[comp.arch] Benchmarking performance vs. robustness

dgh@validgh.com (David G. Hough on validgh) (06/10/91)
There's been an ongoing discussion of issues of performance vs. robustness in
comp.arch.  How much is it worth to improve the performance on the 
"common" case at the cost of producing wrong results on "uncommon"
cases?  "uncommon" is not necessarily rare, of course.

IEEE 754 floating-point arithmetic was intended to increase the domain
of problems for which good results could be obtained, and to increase the
likelihood of getting error indications if good results could not be obtained,
all without significantly degrading performance on "common" cases and
without significantly increasing total system cost relative to sloppy
arithmetic.

Since none of these goals are very quantitative, 
people will argue about how well they've been achieved.

Part of the problem is that the benchmark programs in use measure only
common cases.  Various versions of the Linpack benchmark all have in common
that the data is taken from a uniform random distribution, producing problems
of very good condition.   So the worst possible linear
equation solver algorithm running on the dirtiest possible floating-point
hardware should be able to produce a reasonably small residual, even for
input problems of very large dimension.

Such problems may actually correspond to some realistic applications, but many
other realistic applications
tend at times to get data that is much closer to the boundaries of
reliable performance.   This means that the same algorithms and input data
will fail on some computer systems and not on others.   In consequence
benchmark suites that are developed by consortia of manufacturers 
proceeding largely by consensus, such as SPEC, will tend to exclude
applications, however realistic, for which results of comparable quality
can't be obtained by all the members' systems.
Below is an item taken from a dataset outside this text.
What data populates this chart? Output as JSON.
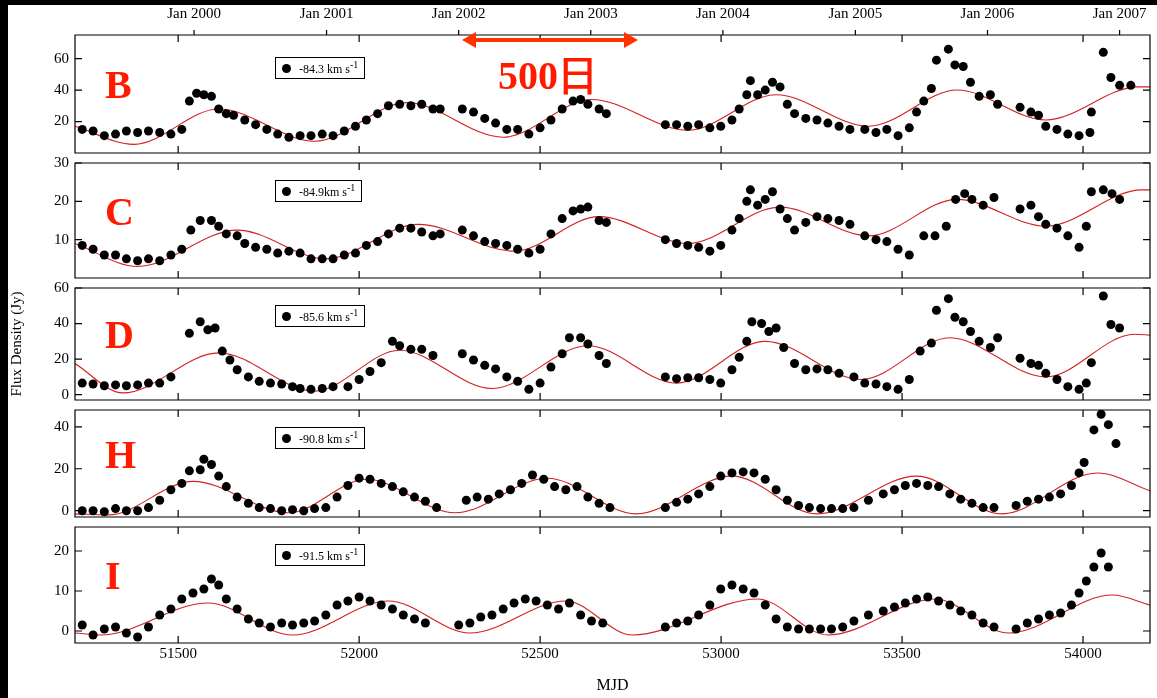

The user's own applications is always the best benchmark, but because of
practical difficulties it makes more sense for consortia of users in various
industries to specify in a general way the problems to be solved in terms
of input data, sample algorithms, and a measure of correctness of the computed
results, and then allow fairly radical recoding of the algorithms to solve
the problems on particular architectures.  This is more like the way the 
PERFECT club works than like SPEC.   The most important thing is that the
published performance and correctness results should be accompanied by the
source code (and Makefiles etc.) that achieves them so that prospective
purchasers can determine for themselves the relevance of the results to their
particular requirements.  Most users place a great premium on NOT rewriting
any source code, but others are willing to do whatever is necessary to get
their jobs done.

The rules for the 1000x1000 Linpack benchmark, for instance, are that you
have to use the provided program for generating the input data and testing
the results, but you get to recode the linear equation solution itself,
the part that gets timed, in any way that makes sense for a particular
architecture.
-- 

David Hough

dgh@validgh.com		uunet!validgh!dgh	na.hough@na-net.ornl.gov